One problem, though: Bill Clinton had received an urgent warning in his Presidential Daily Brief on December 4, 1998, entitled: “Bin Laden Preparing to Hijack US Aircraft and Other Attacks.” That report, as well as the Aug. 7, 1998 al Qaeda truck bombings against U.S. embassies in Tanzania and Kenya that killed 247 people and wounded 5,000 more, formed the backdrop to the events of December 20.

One of the principals involved in the planning of the December 20 operation on bin Laden was Michael Scheuer, a 22-year-veteran of the Central Intelligence Agency (CIA) who headed up the bin Laden unit of the Counterterrorism Center from 1996 through 1999. As soon as he received the report that bin Laden would be spending the night at the Haji Habash House, part of the governor’s residence in Kandahar, Afghanistan, he relayed the message to CIA Director George Tenet and his deputy, John Gordon.

A teleconference was immediately arranged to consider the feasibility of a cruise missile strike to take out bin Laden. The principal question that came before the principals in the teleconference was the potential for collateral damage.

A sharp division of opinion developed over this. General Anthony Zinni, who had been busy that month organizing air strikes against Iraq to degrade its weapons of mass destruction program, insisted that collateral damage could amount to more than 200 people, as well as the mosque.

A senior intelligence officer on the Joint Chiefs of Staff thought the mosque wouldn’t be touched and that collateral damage would amount to no more than 100 people. By the end of the meeting, the parties involved agreed to recommend to President Clinton that he not order a strike on this occasion.

Conservative critics of Clinton have seized on the results of this meeting to claim that the President missed a golden opportunity to take out bin Laden. They found some support in Scheuer himself (who, it happens, is a stringent critic of George W. Bush as well as Bill Clinton), who claimed afterward that he could not sleep after the decision.

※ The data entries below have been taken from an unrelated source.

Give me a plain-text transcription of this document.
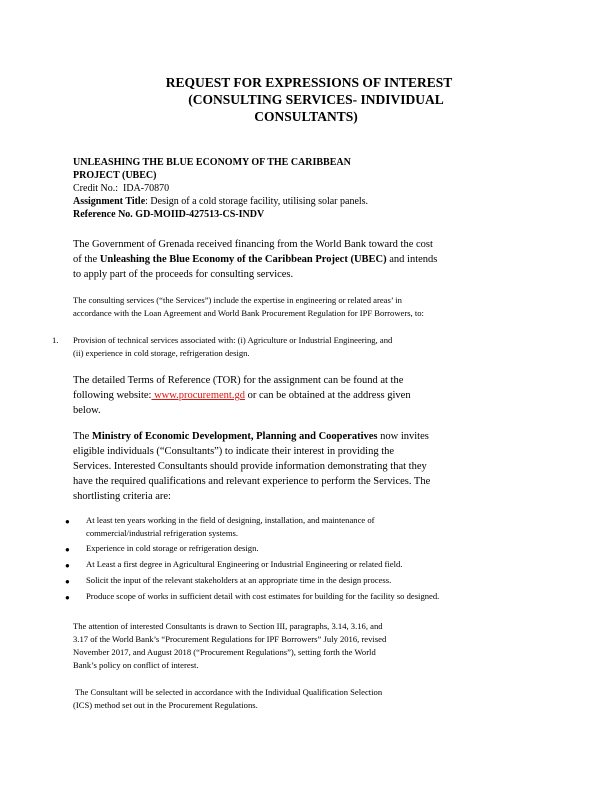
REQUEST FOR EXPRESSIONS OF INTEREST
(CONSULTING SERVICES- INDIVIDUAL
CONSULTANTS)
UNLEASHING THE BLUE ECONOMY OF THE CARIBBEAN
PROJECT (UBEC)
Credit No.: IDA-70870
Assignment Title: Design of a cold storage facility, utilising solar panels.
Reference No. GD-MOIID-427513-CS-INDV
The Government of Grenada received financing from the World Bank toward the cost
of the Unleashing the Blue Economy of the Caribbean Project (UBEC) and intends
to apply part of the proceeds for consulting services.
The consulting services (“the Services”) include the expertise in engineering or related areas’ in
accordance with the Loan Agreement and World Bank Procurement Regulation for IPF Borrowers, to:
1. Provision of technical services associated with: (i) Agriculture or Industrial Engineering, and
(ii) experience in cold storage, refrigeration design.
The detailed Terms of Reference (TOR) for the assignment can be found at the
following website: www.procurement.gd or can be obtained at the address given
below.
The Ministry of Economic Development, Planning and Cooperatives now invites
eligible individuals (“Consultants”) to indicate their interest in providing the
Services. Interested Consultants should provide information demonstrating that they
have the required qualifications and relevant experience to perform the Services. The
shortlisting criteria are:
● At least ten years working in the field of designing, installation, and maintenance of
commercial/industrial refrigeration systems.
● Experience in cold storage or refrigeration design.
● At Least a first degree in Agricultural Engineering or Industrial Engineering or related field.
● Solicit the input of the relevant stakeholders at an appropriate time in the design process.
● Produce scope of works in sufficient detail with cost estimates for building for the facility so designed.
The attention of interested Consultants is drawn to Section III, paragraphs, 3.14, 3.16, and
3.17 of the World Bank’s “Procurement Regulations for IPF Borrowers” July 2016, revised
November 2017, and August 2018 (“Procurement Regulations”), setting forth the World
Bank’s policy on conflict of interest.
The Consultant will be selected in accordance with the Individual Qualification Selection
(ICS) method set out in the Procurement Regulations.
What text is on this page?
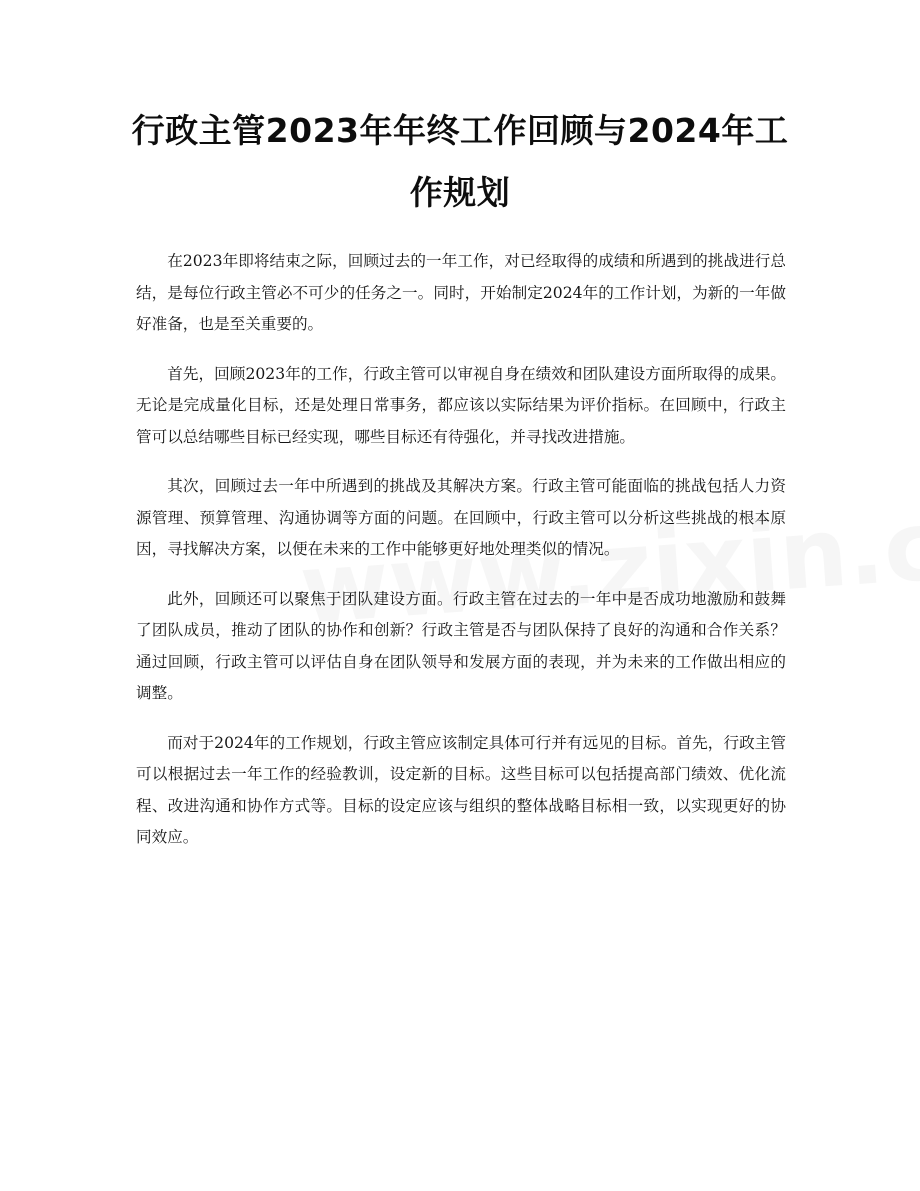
行政主管2023年年终工作回顾与2024年工作规划

在2023年即将结束之际，回顾过去的一年工作，对已经取得的成绩和所遇到的挑战进行总结，是每位行政主管必不可少的任务之一。同时，开始制定2024年的工作计划，为新的一年做好准备，也是至关重要的。

首先，回顾2023年的工作，行政主管可以审视自身在绩效和团队建设方面所取得的成果。无论是完成量化目标，还是处理日常事务，都应该以实际结果为评价指标。在回顾中，行政主管可以总结哪些目标已经实现，哪些目标还有待强化，并寻找改进措施。

其次，回顾过去一年中所遇到的挑战及其解决方案。行政主管可能面临的挑战包括人力资源管理、预算管理、沟通协调等方面的问题。在回顾中，行政主管可以分析这些挑战的根本原因，寻找解决方案，以便在未来的工作中能够更好地处理类似的情况。

此外，回顾还可以聚焦于团队建设方面。行政主管在过去的一年中是否成功地激励和鼓舞了团队成员，推动了团队的协作和创新？行政主管是否与团队保持了良好的沟通和合作关系？通过回顾，行政主管可以评估自身在团队领导和发展方面的表现，并为未来的工作做出相应的调整。

而对于2024年的工作规划，行政主管应该制定具体可行并有远见的目标。首先，行政主管可以根据过去一年工作的经验教训，设定新的目标。这些目标可以包括提高部门绩效、优化流程、改进沟通和协作方式等。目标的设定应该与组织的整体战略目标相一致，以实现更好的协同效应。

I don’t think that claim is quite the “slam-dunk” it appears. With the hindsight of 20/20, it may seem obvious that we shouldn’t have passed up the chance to seize the terrorist who was fast becoming a mortal enemy of the U.S. But seven years after the U.S. struck back against the Taliban in Afghanistan, collateral damage remains a controversial issue in the country. General Zinni was rightly worried about the disastrous effect this could have on public opinion in that country.

Passing up three occasions to strike against bin Laden in a nine-month period, however, is excessive. It is, in fact, illustrative of a larger pattern of the past 40 years.

As I argued in a prior post, American authorities had been blind for more than 30 years, dating back to the assassination of Robert F. Kennedy by Sirhan Sirhan, to the grave threat to America posed by Islamic extremism. With each passing year, that threat came closer and closer.

Both parties were distracted in fighting it, their minds consumed by more immediate threats (in the Reagan years, as suicide bombing manifested itself as a serious threat in Lebanon, the Republicans were obsessed by Soviet relations; in December 1998, Clinton and the Democrats were not only juggling bin Laden and the attacks on Iraq, but the impeachment of Clinton—the President had declared his intention to fight his ouster only the day before the urgent teleconference on bin Laden).